No prob. We’ve just taken them down. . . (Yeah. There’s a real answer. “Can’t see ’em, so they have no authority anymore.”)
God’s still God. He never rescinded His commands for living. Not even one. Hanging on the wall or not, you and I will face Him with how we worked to shape ourselves by living our best under those Ten Rules.
“Okay. I’ve hung with you this far. You’ve defined the problem. Got any solutions, there, bub? I, ah, haven’t been God’s finest Influencer, either.”
None of us is pure. Romans is pretty clear – we’ve all sinned and fallen short of God’s amazing grace. Everyone you meet has a chapter in their lives no one but God and an accountability partner or very close friend knows about that they hope nobody else reads.
You know I don’t give advice, only suggestions.
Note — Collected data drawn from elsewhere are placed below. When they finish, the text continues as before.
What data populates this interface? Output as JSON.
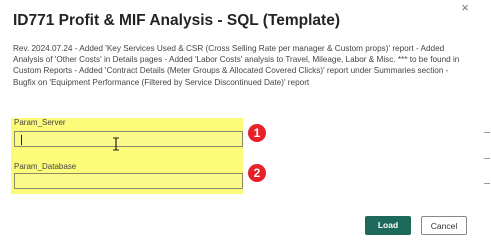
{
  "dialog": {
    "title": "ID771 Profit & MIF Analysis - SQL (Template)",
    "close_glyph": "×",
    "description": "Rev. 2024.07.24 - Added 'Key Services Used & CSR (Cross Selling Rate per manager & Custom props)' report - Added Analysis of 'Other Costs' in Details pages - Added 'Labor Costs' analysis to Travel, Mileage, Labor & Misc. *** to be found in Custom Reports - Added 'Contract Details (Meter Groups & Allocated Covered Clicks)' report under Summaries section - Bugfix on 'Equipment Performance (Filtered by Service Discontinued Date)' report"
  },
  "params": {
    "server": {
      "label": "Param_Server",
      "value": ""
    },
    "database": {
      "label": "Param_Database",
      "value": ""
    }
  },
  "markers": {
    "one": "1",
    "two": "2"
  },
  "buttons": {
    "load": "Load",
    "cancel": "Cancel"
  },
  "colors": {
    "highlight": "#fdfb7a",
    "marker": "#e8202a",
    "primary": "#1e6a5a"
  }
}
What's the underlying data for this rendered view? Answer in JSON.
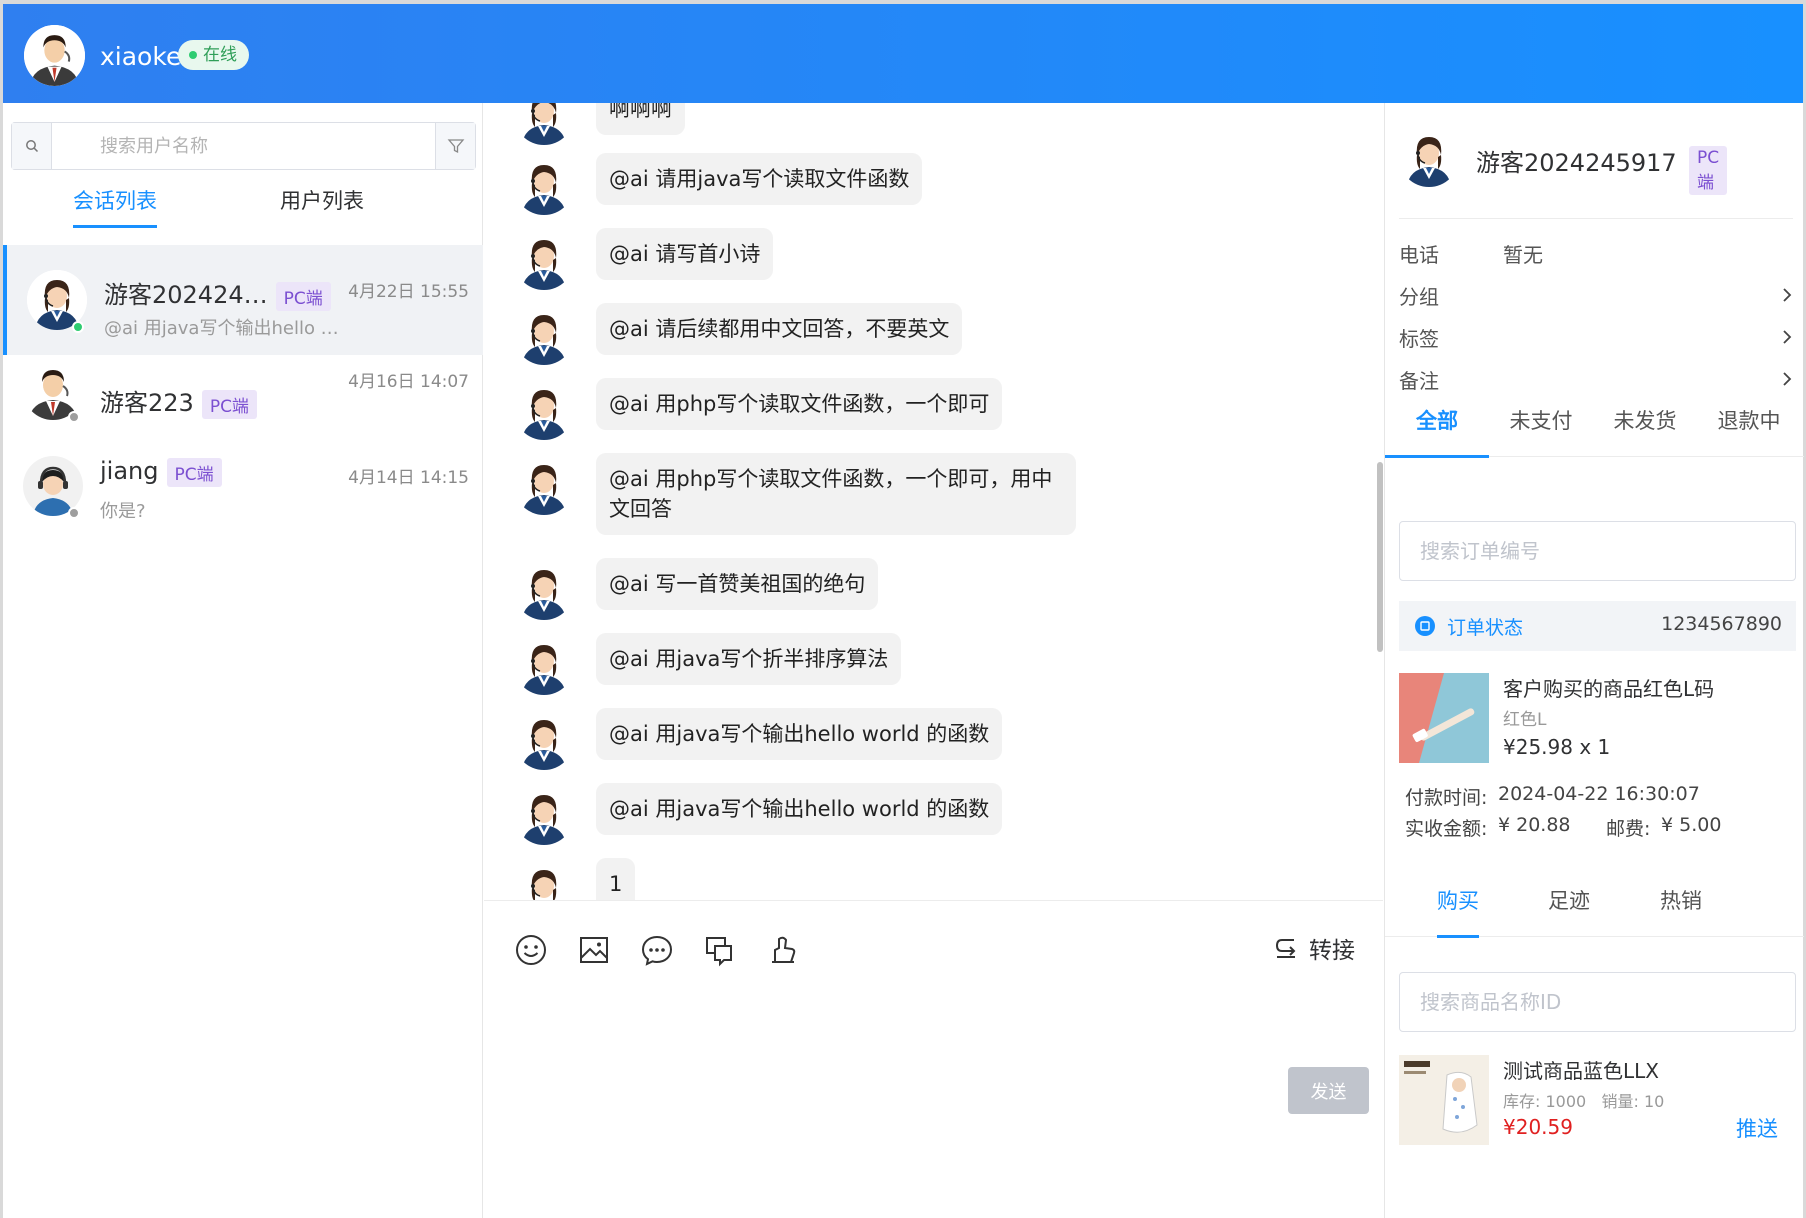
{
  "header": {
    "username": "xiaoke",
    "status": "在线"
  },
  "left": {
    "search_placeholder": "搜索用户名称",
    "tabs": [
      {
        "label": "会话列表",
        "active": true
      },
      {
        "label": "用户列表",
        "active": false
      }
    ],
    "conversations": [
      {
        "name": "游客202424…",
        "platform": "PC端",
        "time": "4月22日 15:55",
        "preview": "@ai 用java写个输出hello …",
        "online": true,
        "active": true
      },
      {
        "name": "游客223",
        "platform": "PC端",
        "time": "4月16日 14:07",
        "preview": "",
        "online": false,
        "active": false
      },
      {
        "name": "jiang",
        "platform": "PC端",
        "time": "4月14日 14:15",
        "preview": "你是?",
        "online": false,
        "active": false
      }
    ]
  },
  "chat": {
    "messages": [
      "啊啊啊",
      "@ai 请用java写个读取文件函数",
      "@ai 请写首小诗",
      "@ai 请后续都用中文回答，不要英文",
      "@ai 用php写个读取文件函数，一个即可",
      "@ai 用php写个读取文件函数，一个即可，用中文回答",
      "@ai 写一首赞美祖国的绝句",
      "@ai 用java写个折半排序算法",
      "@ai 用java写个输出hello world 的函数",
      "@ai 用java写个输出hello world 的函数",
      "1"
    ],
    "toolbar": {
      "transfer_label": "转接",
      "icons": [
        "emoji-icon",
        "image-icon",
        "quick-reply-icon",
        "history-icon",
        "rate-icon"
      ]
    },
    "send_label": "发送"
  },
  "right": {
    "customer": {
      "name": "游客2024245917",
      "platform": "PC端"
    },
    "info": [
      {
        "label": "电话",
        "value": "暂无",
        "chevron": false
      },
      {
        "label": "分组",
        "value": "",
        "chevron": true
      },
      {
        "label": "标签",
        "value": "",
        "chevron": true
      },
      {
        "label": "备注",
        "value": "",
        "chevron": true
      }
    ],
    "order_tabs": [
      {
        "label": "全部",
        "active": true
      },
      {
        "label": "未支付",
        "active": false
      },
      {
        "label": "未发货",
        "active": false
      },
      {
        "label": "退款中",
        "active": false
      }
    ],
    "order_search_placeholder": "搜索订单编号",
    "order": {
      "status_label": "订单状态",
      "number": "1234567890",
      "product_name": "客户购买的商品红色L码",
      "sku": "红色L",
      "price_qty": "¥25.98 x 1",
      "pay_time_label": "付款时间:",
      "pay_time": "2024-04-22 16:30:07",
      "amount_label": "实收金额:",
      "amount": "¥ 20.88",
      "postage_label": "邮费:",
      "postage": "¥ 5.00"
    },
    "goods_tabs": [
      {
        "label": "购买",
        "active": true
      },
      {
        "label": "足迹",
        "active": false
      },
      {
        "label": "热销",
        "active": false
      }
    ],
    "goods_search_placeholder": "搜索商品名称ID",
    "goods": {
      "name": "测试商品蓝色LLX",
      "stock_label": "库存:",
      "stock": "1000",
      "sales_label": "销量:",
      "sales": "10",
      "price": "¥20.59",
      "push_label": "推送"
    }
  },
  "colors": {
    "accent": "#1890ff",
    "header_gradient_start": "#2f7ff0",
    "online": "#2ecc71",
    "offline": "#9e9e9e",
    "price_red": "#e02020",
    "pc_tag_bg": "#ece5f9",
    "pc_tag_text": "#7b4fd1"
  }
}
It’s up to you what you do with them. Here they are.
1. Put God’s Original Ten back. Even if only in your mind, PUT THEM BACK and work at living by them.
2. Operate daily according to what they require. They are, after all, commands.
3. Reset your no-backing-up line. You know–those boundaries that should have been there all along? Make sure they line up with the Bible, then leave them in place.
“Wow, Dan. Um—–okay.”
Yeah, I know. Tall order. Yet God’s not pleased with a pretty hefty slice of the Church that claims Jesus as Lord. I can’t change the Church. I can, though, make sure the ‘me’ I really am that’s a part of His Church pleases Him. If that’s true, then all else in this life will fit.
I can also do my best to encourage you to do the same. Know why? Really? You must ask? It’s because I love you and believe in you!